How? Links do not suggest anything when there's proper trademark attribution and dis-association is expressely and clearly indicated on the linking site.
Deep-linking (see * below) isn't illegal in this case either but especially regular links to RH-dot-com home page are perfectly fine Deep links are fine as long as they're not created in order to deceive, steal content, etc.

What can be improved - maybe you can make sure that a footer on every CentOS.org page has a:
1. clear note of dis-association between CentOS and Red Hat
2. recognize Red Hat's ownership of their trademark(s) (be detailed/specific)
3. change the funny "Prominent North American Enterprise Linux Vendor'" back to "Red Hat(TM)"

*Linking, Deep Linking:
http://www.gigalaw.com/articles/2002-all/wood-2002-06-all.html

Disclaimer: I'm not a laywer and don't take this as substitute for proper legal advice :-)

Poster Thread
ryan
Posted: 2005/2/22 2:00  Updated: 2005/2/22 2:00
Newbie
Joined: 2005/2/19
From:
Posts: 2
 Re: North American Enterprise Legal Vendor Targets www.ce...
To whom it concerns,

As of 6:51pm (AZ) on 2.21.05, the Information/documentation/centos 3 pages still contain the RH references.....I only hope to assist Centos in any clean up attempts to avoid legal problems......If RH truely supports GNU/Open Software, why the fuss?


ryan

Poster Thread
ggreaves
Posted: 2005/2/23 14:41  Updated: 2005/2/23 14:41
Newbie
Joined: 2005/2/23
From:
Posts: 1
 Re: North American Enterprise Legal Vendor Targets www.ce...

Poster Thread
gbarreto
Posted: 2005/4/27 7:01  Updated: 2005/4/27 7:01
Newbie
Joined: 2005/4/27
From:
Posts: 1
 Redhat is just like microsoft, but just worse.
RedHat has been a bad thing to the linux comunity since the begining... they always wanted to be "THE LINUX DISTRO".

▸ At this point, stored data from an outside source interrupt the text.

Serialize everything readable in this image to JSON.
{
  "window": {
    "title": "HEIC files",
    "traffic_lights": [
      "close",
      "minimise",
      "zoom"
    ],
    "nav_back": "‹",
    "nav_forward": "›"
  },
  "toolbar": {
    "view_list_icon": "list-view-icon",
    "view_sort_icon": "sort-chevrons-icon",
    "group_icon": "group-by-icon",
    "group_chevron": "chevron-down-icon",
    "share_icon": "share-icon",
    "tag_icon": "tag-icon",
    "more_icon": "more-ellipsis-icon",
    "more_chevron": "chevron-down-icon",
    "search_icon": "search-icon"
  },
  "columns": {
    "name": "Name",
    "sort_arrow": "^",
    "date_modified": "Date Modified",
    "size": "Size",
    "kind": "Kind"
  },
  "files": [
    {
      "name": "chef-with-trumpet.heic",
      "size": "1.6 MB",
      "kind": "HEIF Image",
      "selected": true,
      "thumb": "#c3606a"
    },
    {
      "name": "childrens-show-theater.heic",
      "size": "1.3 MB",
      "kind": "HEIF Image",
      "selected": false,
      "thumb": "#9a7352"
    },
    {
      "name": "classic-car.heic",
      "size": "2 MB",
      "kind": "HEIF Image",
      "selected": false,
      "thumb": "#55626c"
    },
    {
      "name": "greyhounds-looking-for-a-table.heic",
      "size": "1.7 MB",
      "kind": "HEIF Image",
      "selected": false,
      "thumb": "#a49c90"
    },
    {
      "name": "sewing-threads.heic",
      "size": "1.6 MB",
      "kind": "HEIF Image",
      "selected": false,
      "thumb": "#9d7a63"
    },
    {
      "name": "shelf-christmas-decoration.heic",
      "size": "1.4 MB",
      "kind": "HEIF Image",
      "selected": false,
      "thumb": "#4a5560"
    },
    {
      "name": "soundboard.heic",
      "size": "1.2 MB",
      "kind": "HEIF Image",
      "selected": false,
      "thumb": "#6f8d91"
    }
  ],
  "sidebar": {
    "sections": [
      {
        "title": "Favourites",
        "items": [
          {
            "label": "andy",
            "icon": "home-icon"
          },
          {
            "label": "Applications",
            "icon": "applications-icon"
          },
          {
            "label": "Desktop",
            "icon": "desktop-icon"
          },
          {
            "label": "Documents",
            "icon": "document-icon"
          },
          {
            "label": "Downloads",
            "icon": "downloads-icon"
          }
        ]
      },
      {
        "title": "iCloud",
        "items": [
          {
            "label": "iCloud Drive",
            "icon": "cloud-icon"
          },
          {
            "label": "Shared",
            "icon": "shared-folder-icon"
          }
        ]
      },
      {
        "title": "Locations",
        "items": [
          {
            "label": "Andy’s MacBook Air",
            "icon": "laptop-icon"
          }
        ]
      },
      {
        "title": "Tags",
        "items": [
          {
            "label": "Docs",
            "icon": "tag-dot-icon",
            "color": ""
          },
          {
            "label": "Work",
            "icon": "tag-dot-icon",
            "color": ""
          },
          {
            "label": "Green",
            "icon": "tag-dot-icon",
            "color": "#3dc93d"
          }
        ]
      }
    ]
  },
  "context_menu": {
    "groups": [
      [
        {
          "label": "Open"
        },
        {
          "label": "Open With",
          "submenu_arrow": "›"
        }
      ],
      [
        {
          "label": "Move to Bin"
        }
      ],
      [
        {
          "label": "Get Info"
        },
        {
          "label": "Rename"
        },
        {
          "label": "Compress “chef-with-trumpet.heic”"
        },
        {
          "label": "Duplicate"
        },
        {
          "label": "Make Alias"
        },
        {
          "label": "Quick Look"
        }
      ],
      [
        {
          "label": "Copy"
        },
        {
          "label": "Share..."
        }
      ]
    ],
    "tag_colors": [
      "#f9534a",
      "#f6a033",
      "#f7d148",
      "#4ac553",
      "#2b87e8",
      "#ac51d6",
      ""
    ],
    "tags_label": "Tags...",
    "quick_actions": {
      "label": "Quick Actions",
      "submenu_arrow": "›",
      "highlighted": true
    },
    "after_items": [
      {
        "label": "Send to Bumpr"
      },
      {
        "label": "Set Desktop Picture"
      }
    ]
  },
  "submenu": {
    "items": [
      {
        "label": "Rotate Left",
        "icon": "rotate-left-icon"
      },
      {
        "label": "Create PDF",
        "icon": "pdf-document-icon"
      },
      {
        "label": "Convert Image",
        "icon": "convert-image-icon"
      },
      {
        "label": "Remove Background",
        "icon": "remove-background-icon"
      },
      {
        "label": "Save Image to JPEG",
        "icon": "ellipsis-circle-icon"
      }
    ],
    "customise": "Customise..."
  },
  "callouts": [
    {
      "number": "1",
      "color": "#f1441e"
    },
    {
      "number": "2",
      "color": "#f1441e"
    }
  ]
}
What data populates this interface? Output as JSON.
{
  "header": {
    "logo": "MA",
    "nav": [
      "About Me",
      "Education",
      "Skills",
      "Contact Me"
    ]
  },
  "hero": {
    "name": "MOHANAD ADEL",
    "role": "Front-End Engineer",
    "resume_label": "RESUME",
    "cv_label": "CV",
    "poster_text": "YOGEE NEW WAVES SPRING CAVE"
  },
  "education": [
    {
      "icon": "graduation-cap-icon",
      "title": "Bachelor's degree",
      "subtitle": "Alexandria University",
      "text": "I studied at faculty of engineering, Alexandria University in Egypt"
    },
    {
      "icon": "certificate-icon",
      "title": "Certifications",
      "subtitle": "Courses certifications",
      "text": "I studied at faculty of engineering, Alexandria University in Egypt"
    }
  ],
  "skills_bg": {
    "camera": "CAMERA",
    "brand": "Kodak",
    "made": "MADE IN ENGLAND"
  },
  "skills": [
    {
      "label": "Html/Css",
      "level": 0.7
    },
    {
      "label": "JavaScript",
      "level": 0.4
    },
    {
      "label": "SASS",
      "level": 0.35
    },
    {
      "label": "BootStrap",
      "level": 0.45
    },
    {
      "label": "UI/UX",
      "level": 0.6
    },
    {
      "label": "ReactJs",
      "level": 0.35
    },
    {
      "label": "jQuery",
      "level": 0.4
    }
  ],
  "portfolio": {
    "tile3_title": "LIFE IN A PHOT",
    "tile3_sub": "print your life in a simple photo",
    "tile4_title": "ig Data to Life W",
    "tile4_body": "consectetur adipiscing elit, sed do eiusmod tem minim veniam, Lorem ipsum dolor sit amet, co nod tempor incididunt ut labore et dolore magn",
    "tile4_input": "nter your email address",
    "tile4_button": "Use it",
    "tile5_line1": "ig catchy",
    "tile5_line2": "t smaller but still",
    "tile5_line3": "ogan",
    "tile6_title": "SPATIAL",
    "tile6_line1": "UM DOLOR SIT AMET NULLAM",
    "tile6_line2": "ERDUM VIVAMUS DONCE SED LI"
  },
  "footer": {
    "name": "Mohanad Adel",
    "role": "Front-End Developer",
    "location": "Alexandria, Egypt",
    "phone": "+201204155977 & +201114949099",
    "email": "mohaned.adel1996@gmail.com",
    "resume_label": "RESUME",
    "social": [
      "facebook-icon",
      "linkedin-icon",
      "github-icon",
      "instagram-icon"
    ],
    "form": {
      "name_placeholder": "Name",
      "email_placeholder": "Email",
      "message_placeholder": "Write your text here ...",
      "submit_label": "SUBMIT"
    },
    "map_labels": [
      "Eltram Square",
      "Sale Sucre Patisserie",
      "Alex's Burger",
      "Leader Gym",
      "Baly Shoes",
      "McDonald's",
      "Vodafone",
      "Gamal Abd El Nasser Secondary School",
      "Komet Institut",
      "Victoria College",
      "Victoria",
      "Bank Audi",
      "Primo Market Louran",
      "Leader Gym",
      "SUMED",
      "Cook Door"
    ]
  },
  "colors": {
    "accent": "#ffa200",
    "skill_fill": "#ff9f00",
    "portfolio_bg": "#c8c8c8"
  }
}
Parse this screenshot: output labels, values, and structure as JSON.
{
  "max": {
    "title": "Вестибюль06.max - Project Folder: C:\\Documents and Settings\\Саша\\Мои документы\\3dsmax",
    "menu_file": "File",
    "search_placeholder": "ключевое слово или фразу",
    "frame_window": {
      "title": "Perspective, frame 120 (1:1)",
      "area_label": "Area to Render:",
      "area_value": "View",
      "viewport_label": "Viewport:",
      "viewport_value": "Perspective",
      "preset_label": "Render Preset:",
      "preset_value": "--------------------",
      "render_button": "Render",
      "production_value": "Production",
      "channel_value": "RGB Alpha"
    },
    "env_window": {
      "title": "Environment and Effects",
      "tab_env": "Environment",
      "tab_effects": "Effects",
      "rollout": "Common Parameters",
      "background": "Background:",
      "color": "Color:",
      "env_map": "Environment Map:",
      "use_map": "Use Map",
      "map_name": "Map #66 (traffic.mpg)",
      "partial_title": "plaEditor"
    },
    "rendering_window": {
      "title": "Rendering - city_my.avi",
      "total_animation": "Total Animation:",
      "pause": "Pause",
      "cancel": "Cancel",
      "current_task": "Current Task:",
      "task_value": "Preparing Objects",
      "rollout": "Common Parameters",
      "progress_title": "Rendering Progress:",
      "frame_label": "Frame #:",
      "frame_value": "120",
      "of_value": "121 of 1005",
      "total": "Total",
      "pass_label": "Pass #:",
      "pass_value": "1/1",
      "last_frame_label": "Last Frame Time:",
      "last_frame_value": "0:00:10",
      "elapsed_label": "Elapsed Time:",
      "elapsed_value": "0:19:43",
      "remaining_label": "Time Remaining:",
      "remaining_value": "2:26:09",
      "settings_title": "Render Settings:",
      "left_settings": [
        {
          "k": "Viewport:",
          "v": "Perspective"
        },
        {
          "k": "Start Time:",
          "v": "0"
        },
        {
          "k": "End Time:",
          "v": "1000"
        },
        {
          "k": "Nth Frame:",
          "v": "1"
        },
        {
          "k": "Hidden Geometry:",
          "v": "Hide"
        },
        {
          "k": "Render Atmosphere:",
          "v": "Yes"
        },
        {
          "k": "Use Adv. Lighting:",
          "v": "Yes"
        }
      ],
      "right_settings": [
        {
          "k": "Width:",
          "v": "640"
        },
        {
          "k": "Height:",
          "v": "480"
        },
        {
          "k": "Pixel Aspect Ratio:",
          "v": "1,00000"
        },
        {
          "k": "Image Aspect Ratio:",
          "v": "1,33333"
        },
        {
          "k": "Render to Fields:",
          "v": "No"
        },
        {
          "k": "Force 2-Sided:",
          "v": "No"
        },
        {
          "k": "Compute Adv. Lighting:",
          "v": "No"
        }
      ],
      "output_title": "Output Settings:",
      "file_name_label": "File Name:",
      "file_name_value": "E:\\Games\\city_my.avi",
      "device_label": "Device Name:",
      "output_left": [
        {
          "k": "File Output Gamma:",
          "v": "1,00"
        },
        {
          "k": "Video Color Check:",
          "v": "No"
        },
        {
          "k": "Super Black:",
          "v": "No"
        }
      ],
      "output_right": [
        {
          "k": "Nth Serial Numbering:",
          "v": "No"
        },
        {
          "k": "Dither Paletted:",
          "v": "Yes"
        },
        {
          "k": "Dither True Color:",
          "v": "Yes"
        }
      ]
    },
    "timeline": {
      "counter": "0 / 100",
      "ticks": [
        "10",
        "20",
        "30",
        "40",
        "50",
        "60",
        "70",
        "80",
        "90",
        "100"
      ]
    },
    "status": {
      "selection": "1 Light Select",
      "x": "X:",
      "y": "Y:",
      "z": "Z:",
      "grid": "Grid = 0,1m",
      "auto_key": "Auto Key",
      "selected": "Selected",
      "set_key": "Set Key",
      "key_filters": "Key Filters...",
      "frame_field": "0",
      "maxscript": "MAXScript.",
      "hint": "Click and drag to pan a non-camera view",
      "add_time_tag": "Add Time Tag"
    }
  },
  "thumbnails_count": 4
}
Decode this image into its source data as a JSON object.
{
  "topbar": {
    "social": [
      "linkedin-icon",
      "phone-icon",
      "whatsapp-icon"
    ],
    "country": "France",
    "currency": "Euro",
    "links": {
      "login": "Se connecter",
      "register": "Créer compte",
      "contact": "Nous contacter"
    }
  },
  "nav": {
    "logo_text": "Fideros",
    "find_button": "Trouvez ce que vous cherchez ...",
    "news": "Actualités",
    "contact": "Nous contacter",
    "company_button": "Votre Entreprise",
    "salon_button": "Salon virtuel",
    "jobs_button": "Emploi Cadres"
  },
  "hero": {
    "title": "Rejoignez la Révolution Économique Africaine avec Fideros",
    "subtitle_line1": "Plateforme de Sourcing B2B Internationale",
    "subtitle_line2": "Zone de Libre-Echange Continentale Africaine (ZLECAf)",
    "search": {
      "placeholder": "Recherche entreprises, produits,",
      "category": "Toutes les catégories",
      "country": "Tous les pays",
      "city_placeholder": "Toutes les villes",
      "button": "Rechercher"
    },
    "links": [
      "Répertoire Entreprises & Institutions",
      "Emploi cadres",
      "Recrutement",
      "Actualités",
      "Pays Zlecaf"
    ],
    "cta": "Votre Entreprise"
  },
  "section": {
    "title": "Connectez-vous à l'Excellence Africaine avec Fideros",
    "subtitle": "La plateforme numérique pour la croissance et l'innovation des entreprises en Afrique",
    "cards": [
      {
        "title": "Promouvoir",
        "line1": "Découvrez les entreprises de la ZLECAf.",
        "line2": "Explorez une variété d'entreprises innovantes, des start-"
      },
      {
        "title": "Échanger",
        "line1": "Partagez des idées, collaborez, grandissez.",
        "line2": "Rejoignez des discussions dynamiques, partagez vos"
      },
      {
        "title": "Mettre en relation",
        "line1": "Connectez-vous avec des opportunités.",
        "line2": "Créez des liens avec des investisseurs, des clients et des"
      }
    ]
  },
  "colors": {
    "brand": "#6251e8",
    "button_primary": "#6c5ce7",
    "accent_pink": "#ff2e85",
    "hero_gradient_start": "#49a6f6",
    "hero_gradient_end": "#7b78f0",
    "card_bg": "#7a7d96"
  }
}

I just hate them as much as I hate Moco$oft

Poster Thread
raymor
Posted: 2005/9/8 19:25  Updated: 2005/9/8 19:25
Newbie
Joined: 2005/9/8
From:
Posts: 1
 Re: North American Enterprise Legal Vendor Targets www.ce...
It seems to me that one thing which should be remembered is being forgotten
by some posters. CentOS is using a lot of work done by the vendor of this
RHL (Really Hackneyed Linux), and benefitting greatly from their work.
As a matter of basic fairness, it seems, the CentOS team should be friendly
toward the company whose product the are essentially re-distributing and try
to comply with any reasonable requests made by RedHat. RedHat is not the
enemy, they are the SOURCE of much of CentOS.